Brands haven’t become less valuable because of a more informed consumer, as long as the company is keeping the promise behind their brand. The companies that seek brand loyalty need to first demonstrate loyalty to their client base, and the people will respond in return. Loyalty to brands is alive and well provided the companies deserve it. Let’s take Disney for example, the company believes that a brand is a living entity which is a product of a thousand small gestures, gestures its employees perform for customers, not the other way around, thus engendering the passionate loyalty that Disneyophiles feel. Walt Disney World opened 44 years ago and they still reward cast members for creating “magical moments” for guests. The culture of the company is focused on loyalty to their consumers and the experience Disney provides. Now, do they charge a premium price? Absolutely. But, their customers pay it because Disney keeps that promise of loyalty and rewards them with a valuable and exceptional (in today’s world) reward for their money spent. Is Disney afraid of the informed consumer? No, they welcome it. Reviews, websites, blogs, all sing the praises of the company that still aims to please; that keeps the promise of quality family entertainment that has been their brand since Steamboat Willie was created in 1928.

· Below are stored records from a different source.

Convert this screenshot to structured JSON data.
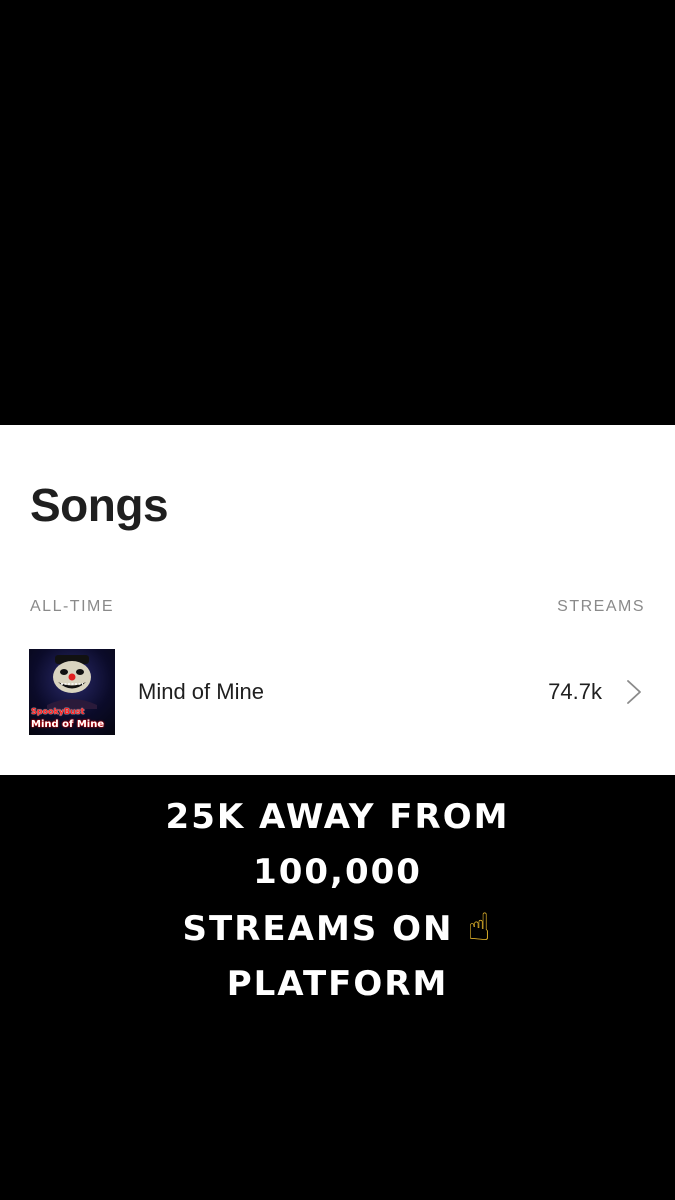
{
  "songs_section": {
    "title": "Songs",
    "left_header": "ALL-TIME",
    "right_header": "STREAMS",
    "rows": [
      {
        "title": "Mind of Mine",
        "streams": "74.7k",
        "cover_artist": "SpookyBust",
        "cover_title": "Mind of Mine"
      }
    ]
  },
  "caption": {
    "line1": "25K AWAY FROM",
    "line2": "100,000",
    "line3": "STREAMS ON",
    "line3_emoji": "☝",
    "line4": "PLATFORM"
  },
  "colors": {
    "background": "#000000",
    "card": "#ffffff",
    "text": "#1f1f1f",
    "muted": "#8a8a8a"
  }
}
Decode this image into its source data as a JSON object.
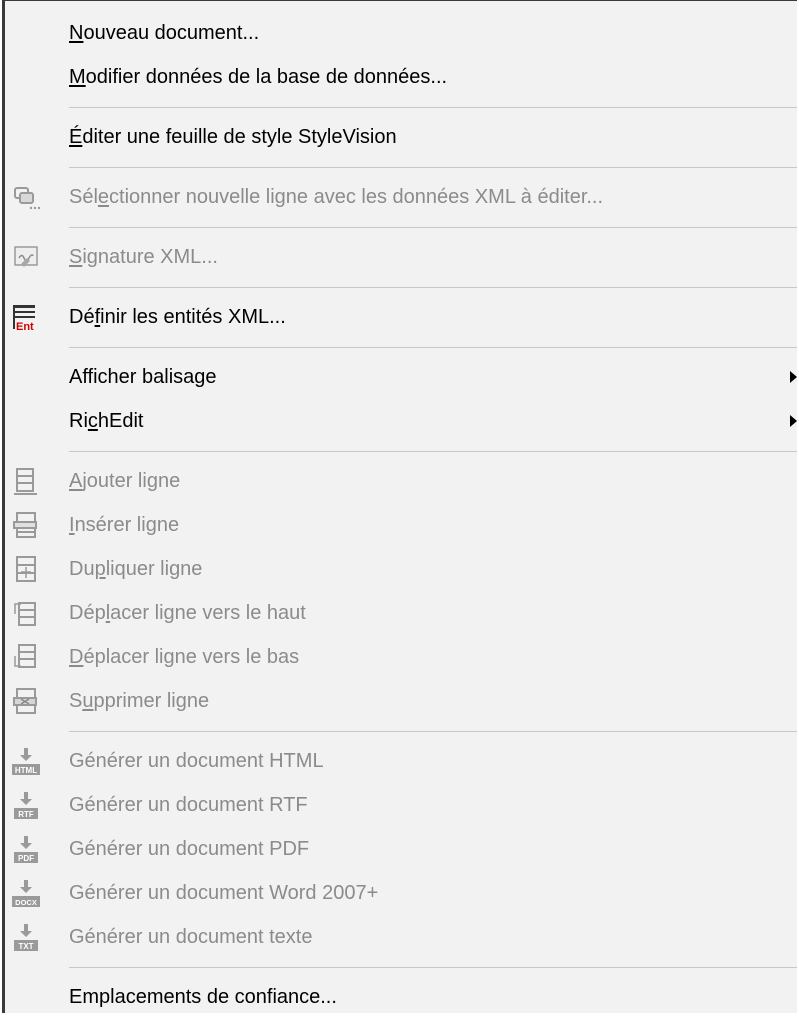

Walt Disney was a revolutionary mind who built a brand by following a mantra: “Whatever you do, do it well. Do it so well that when people see you do it, they will want to come back and see you do it again and they will want to bring others and show them how well you do what you do.” That sentiment creates brand loyalty; if a company keeps a promise like that, then their clients/customers will be extremely loyal. That’s why we welcome informed clients who want to be part of a brand that promises to be loyal to our principles and seeks to earn the loyalty of our clients in return.